The study of mining the associated words is not new. Because of its wide ranges of applications, it is still an important issue in Information Retrieval. The existing estimators such as joint probability, words association norm do not consider the density of the words present in each window. In this paper, we incorporate the word density and propose estimator based on word density to measure the association between the words.
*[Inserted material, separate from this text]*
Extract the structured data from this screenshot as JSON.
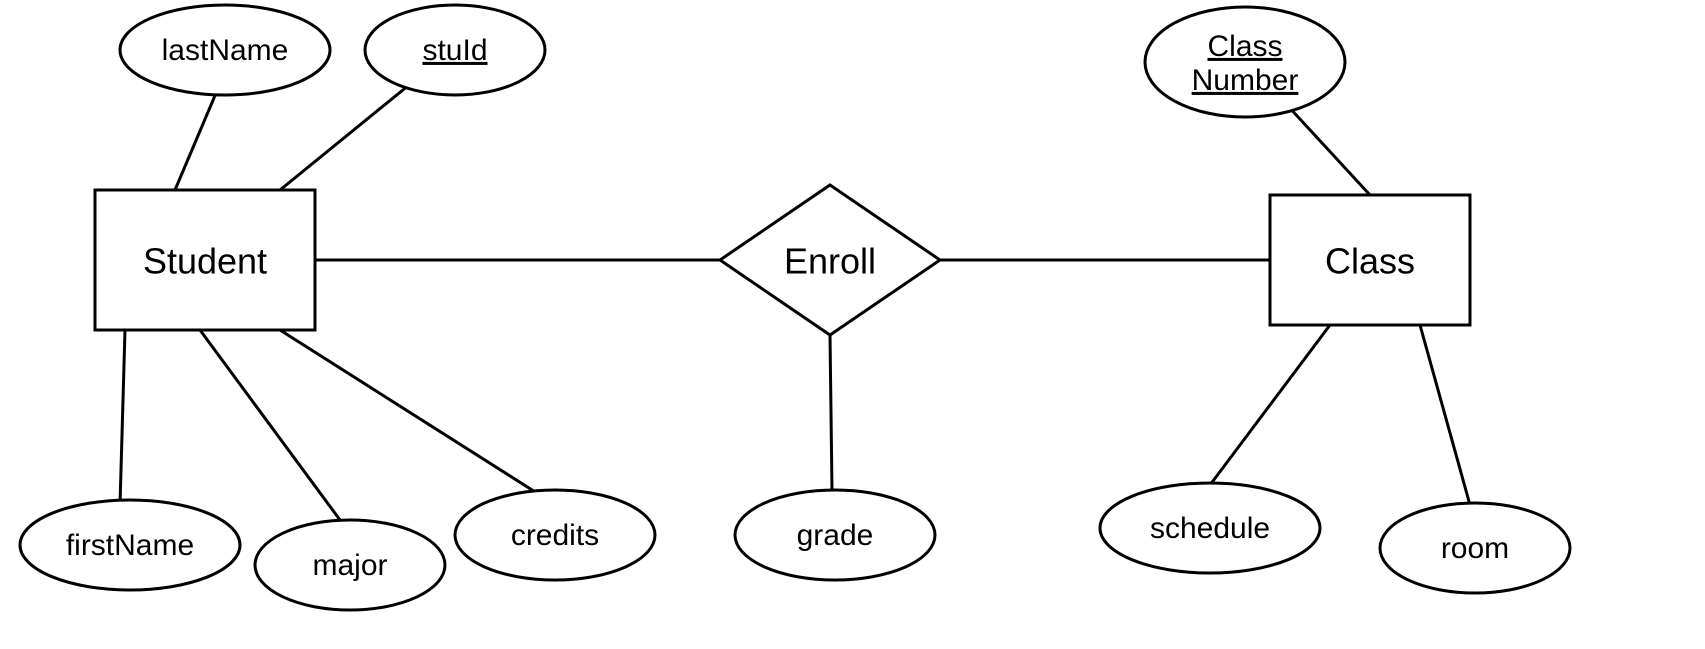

From various experimental results based on the human judgments and precision collected from search engines, we find that the precision of the estimators could be improved by incorporating word density. For all ranges of the size of the windows, our estimator outperforms all other estimators. We also observe that all these estimators (both existing and proposed one) perform relatively better when the windows contain around five sentences. We also show by using Spearman rank-order correlation coefficient that our estimator returns better quality of the ranking of the associated terms.